I’m pretty sure this is covered in some post already on the world wide interwebs but since it took me some time to figure this one out I’m putting it up here.
For those of you who write code that talks to Active Directory (using the DirectorySearcher object in this case), this is a nice little detail.
The code I was working on validates a computername supplied by the user. Since I already had code that can find a user via their SAMAccountName, I decided to go down that same route.
Here is the code for a DirectorySearcher that finds users by their SAMAccountName:
var searcher = new DirectorySearcher(rootEntry)
{
SearchScope = SearchScope.Subtree,
Filter = string.Format("(&(sAMAccountName={0})(objectClass=user))", dHelper.EscapeForLdap(sAMAccountName))
};
So my guess was:
var searcher = new DirectorySearcher(rootEntry)
{
SearchScope = SearchScope.Subtree,
Filter = string.Format("(&(sAMAccountName={0})(objectClass=computer))",
AdHelper.EscapeForLdap(computerSAMAccountName))
};
The code ran fine, but it never found any computers even though they existed in Active Directory. What’s up with that?

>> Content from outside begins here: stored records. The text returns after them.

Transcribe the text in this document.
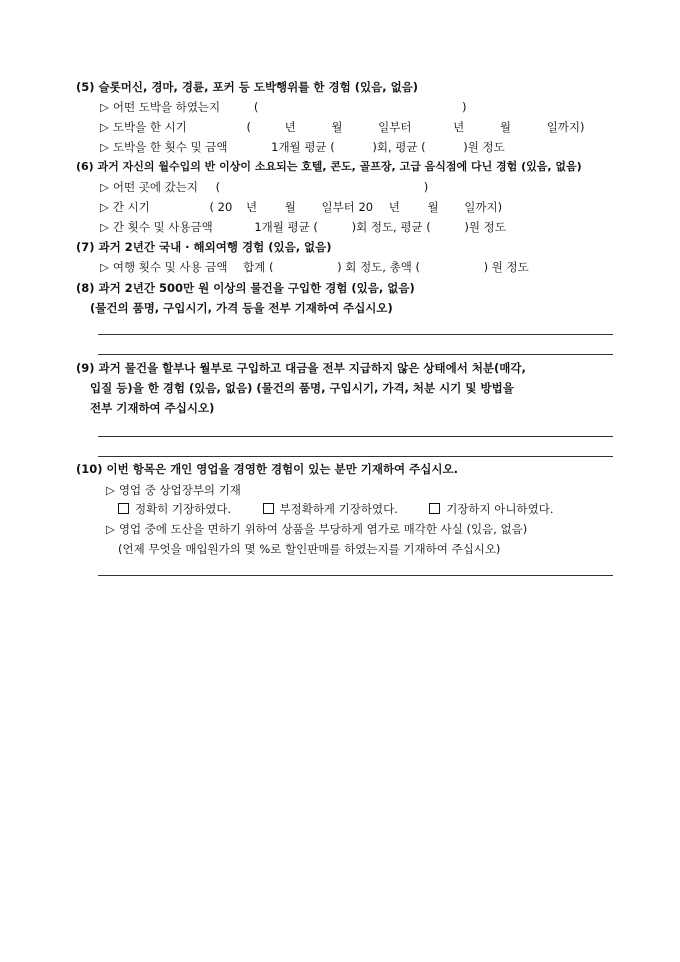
(5) 슬롯머신, 경마, 경륜, 포커 등 도박행위를 한 경험 (있음, 없음)
▷ 어떤 도박을 하였는지	(	)
▷ 도박을 한 시기	(	년	월	일부터	년	월	일까지)
▷ 도박을 한 횟수 및 금액	1개월 평균 (	)회, 평균 (	)원 정도
(6) 과거 자신의 월수입의 반 이상이 소요되는 호텔, 콘도, 골프장, 고급 음식점에 다닌 경험 (있음, 없음)
▷ 어떤 곳에 갔는지 (	)
▷ 간 시기	( 20 년 월 일부터 20 년 월 일까지)
▷ 간 횟수 및 사용금액	1개월 평균 (	)회 정도, 평균 (	)원 정도
(7) 과거 2년간 국내 · 해외여행 경험 (있음, 없음)
▷ 여행 횟수 및 사용 금액 합계 (	) 회 정도, 총액 (	) 원 정도
(8) 과거 2년간 500만 원 이상의 물건을 구입한 경험 (있음, 없음)
(물건의 품명, 구입시기, 가격 등을 전부 기재하여 주십시오)
(9) 과거 물건을 할부나 월부로 구입하고 대금을 전부 지급하지 않은 상태에서 처분(매각,
입질 등)을 한 경험 (있음, 없음) (물건의 품명, 구입시기, 가격, 처분 시기 및 방법을
전부 기재하여 주십시오)
(10) 이번 항목은 개인 영업을 경영한 경험이 있는 분만 기재하여 주십시오.
▷ 영업 중 상업장부의 기재
정확히 기장하였다.	부정확하게 기장하였다.	기장하지 아니하였다.
▷ 영업 중에 도산을 면하기 위하여 상품을 부당하게 염가로 매각한 사실 (있음, 없음)
(언제 무엇을 매입원가의 몇 %로 할인판매를 하였는지를 기재하여 주십시오)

After some digging around I came across this tiny little detail using ADSI Edit:
So there is a dollar ($) sign appended there? Hmm, creating a new computer also adds the dollar sign to the end of the supplied name. Using this info I continued my search and ended up here:
http://msdn.microsoft.com/en-us/library/aa370254(v=vs.85).aspx
Aha!
A computer account name always has a trailing dollar sign ($). Any functions used to manage computer accounts must build the computer name such that the last character of the computer account name is a dollar sign ($). For interdomain trust, the account name is TrustingDomainName$.
Changing the Filter to this:
Filter = string.Format("(&(sAMAccountName={0}$)(objectClass=computer))", AdHelper.EscapeForLdap(computerSAMAccountName))
Solves my filtering problem and the method is now returning the correct results.